VIBO VALENTIA Assunzioni di comodo, camion in mano alla ‘ndrangheta e “buste” da migliaia di euro. Andrea Mantella racconta il business dei rifiuti a Vibo Valentia, per anni al centro delle mire delle ‘ndrine vibonesi tra estorsioni e accordi “sottobanco”. Il collaboratore di giustizia, chiamato a testimoniare in aula nel processo su estorsioni e minacce dei clan vibonesi nei confronti di alcune ditte, ha riferito di un sistema ben consolidato che prevedeva la “spartizione” dei guadagni derivanti dal ciclo dei rifiuti. «C’eravamo divisi la torta» risponde al pm Eugenia Belmone, nel corso dell’ultima udienza svolta al Tribunale di Vibo Valentia. Tra i capi d’imputazione del processo, nel quale è stato escusso anche Bartolomeo Arena, le estorsioni alla Ased Srl e alla Dusty Srl, le due ditte che gestivano i rifiuti in periodi diversi a Vibo Valentia.

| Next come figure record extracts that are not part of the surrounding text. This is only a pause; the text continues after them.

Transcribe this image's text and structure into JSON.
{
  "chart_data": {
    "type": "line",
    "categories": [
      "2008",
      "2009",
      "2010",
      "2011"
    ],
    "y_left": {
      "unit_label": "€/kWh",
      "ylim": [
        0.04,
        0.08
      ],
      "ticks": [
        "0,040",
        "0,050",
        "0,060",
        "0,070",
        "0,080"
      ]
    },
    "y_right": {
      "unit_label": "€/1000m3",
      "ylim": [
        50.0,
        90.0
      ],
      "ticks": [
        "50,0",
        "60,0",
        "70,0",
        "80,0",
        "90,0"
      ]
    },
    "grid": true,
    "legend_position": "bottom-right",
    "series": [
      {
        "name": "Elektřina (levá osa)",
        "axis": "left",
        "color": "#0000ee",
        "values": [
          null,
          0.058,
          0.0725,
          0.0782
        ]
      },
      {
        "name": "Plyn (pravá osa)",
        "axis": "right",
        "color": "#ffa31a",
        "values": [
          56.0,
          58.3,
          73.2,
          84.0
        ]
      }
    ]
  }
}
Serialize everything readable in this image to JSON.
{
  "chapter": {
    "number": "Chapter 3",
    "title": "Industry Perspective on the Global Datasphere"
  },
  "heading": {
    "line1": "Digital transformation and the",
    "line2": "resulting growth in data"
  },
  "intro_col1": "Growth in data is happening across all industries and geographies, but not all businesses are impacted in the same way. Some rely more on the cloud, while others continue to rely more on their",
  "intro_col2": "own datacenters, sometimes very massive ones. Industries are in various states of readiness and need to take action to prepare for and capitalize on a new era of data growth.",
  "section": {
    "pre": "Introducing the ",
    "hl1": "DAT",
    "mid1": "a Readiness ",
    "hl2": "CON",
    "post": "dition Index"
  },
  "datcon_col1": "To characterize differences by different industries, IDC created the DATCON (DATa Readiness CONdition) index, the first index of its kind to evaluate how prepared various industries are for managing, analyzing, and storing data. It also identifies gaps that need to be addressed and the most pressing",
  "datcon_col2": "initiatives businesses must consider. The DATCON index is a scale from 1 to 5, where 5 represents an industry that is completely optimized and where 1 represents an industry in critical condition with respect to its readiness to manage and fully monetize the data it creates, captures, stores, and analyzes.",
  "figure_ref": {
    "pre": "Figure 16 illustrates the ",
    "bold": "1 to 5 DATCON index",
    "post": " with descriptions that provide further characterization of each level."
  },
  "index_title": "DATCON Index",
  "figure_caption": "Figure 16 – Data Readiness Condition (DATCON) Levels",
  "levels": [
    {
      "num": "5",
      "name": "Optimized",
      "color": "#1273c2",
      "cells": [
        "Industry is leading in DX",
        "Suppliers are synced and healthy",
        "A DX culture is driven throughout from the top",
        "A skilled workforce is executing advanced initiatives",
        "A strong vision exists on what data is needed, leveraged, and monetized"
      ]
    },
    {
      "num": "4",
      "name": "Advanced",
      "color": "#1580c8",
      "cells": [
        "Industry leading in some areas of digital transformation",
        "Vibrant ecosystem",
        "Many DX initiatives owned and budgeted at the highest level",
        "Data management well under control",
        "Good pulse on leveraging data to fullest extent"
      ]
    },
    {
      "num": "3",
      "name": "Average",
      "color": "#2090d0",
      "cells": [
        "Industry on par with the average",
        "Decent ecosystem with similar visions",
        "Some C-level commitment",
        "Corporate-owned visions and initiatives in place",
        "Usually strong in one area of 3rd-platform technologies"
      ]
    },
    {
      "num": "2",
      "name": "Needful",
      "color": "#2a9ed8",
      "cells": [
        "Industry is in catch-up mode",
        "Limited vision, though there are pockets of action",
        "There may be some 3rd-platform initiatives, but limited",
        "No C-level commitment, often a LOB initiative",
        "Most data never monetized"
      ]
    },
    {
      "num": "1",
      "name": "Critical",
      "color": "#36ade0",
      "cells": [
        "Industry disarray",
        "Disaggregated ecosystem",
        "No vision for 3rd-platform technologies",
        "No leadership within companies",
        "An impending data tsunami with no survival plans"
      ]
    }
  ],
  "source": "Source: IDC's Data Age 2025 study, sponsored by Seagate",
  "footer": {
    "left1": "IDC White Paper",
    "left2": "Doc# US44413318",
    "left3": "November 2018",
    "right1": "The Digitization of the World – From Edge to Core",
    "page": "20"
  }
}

A gestire le estorsioni insieme a Mantella sarebbero stati, racconta il collaboratore, i suoi cugini Salvatore e Vincenzo Mantella e Salvatore Morelli. In particolare, quest’ultimo, una volta uscito dal carcere avrebbe cercato di recuperare e sistemare le varie estorsioni in atto a Vibo. «Mi fa recapitare giusto una missiva, che mi diceva chi non si fosse fatto vivo di chi pagava prima». Successivamente, racconta Mantella, «Morelli riprende tutta l’attività che era rimasta sospesa nel momento in cui ci hanno arrestato». Tranne per quanto riguarda la questione rifiuti: «Mi diceva che per quanto riguarda i “munnizzi” erano un pochettino in difficoltà». Il collaboratore passa poi a spiegare l’intricato giro che prevedeva la presenza e gli interessi di più clan: «Io ottengo la nostra fetta di torta per la mia insistenza, per la mia caparbietà, perché lì c’era la concorrenza di Pantaleone Mancuso, scarpuni, c’era la concorrenza dei sangregoresi, dell’immancabile Gregorio Gioffrè, alias Nasone, Fiarè e, quindi, a un certo punto, ci siamo divisi la città di Vibo Valentia».
Le pretese erano sempre le stesse: «Assunzioni di comodo, persone vagabonde che non lavoravano, perché erano parenti dei clan, obbligavano alla ditta appaltatrice di prendere qualche mezzo a nolo». E, soprattutto, il denaro: «Gli dissi che, praticamente, a me non bastavano più i camion che aveva Morelli, io volevo i soldi sottobanco». Mantella racconta anche le modalità di “pagamento”, che avvenivano anche tramite i cesti da regalare a Natale: «Mi ricordo che a Natale del 2009 mi ha mandato un cestino, con le solite bottiglie, il salmone, lì, io avevo un operaio, gli dissi: mangia tutto e dammi quello che c’è sotto. Mi sono preso la busta e c’erano 10 mila euro». Sui rifiuti si è anche espresso anche Bartolomeo Arena, che ha raccontato le estorsioni alla Ased Srl e alla Dusty Srl, di cui era responsabile ai tempi Gregorio Farfaglia, parte civile nel processo.
Mantella riferisce in aula anche sulla famiglia dei Farfaglia, titolari di un’impresa edile e destinatari di richieste estorsive da parte del gruppo del collaboratore di giustizia. In particolare, per quanto riguarda del lavori in corso tra Vibo e Vena di Jonadi, una zona in espansione e di competenza di Mantella «attraverso mio cugino Salvatore e Mario De Rito». Tramite di loro si sarebbe attuata la richiesta estorsiva, ma, specifica il collaboratore, se non avessero pagato «queste persone non avrebbero avuto nessun problema» perché «storicamente i Farfaglia sono stati sempre vicinissimi ai Fiarè di San Gregorio d’Ippona». Invece di attentati dinamitardi e intimidatori sarebbe «sorto un caso diplomatico» tra i due clan. (Ma.Ru.)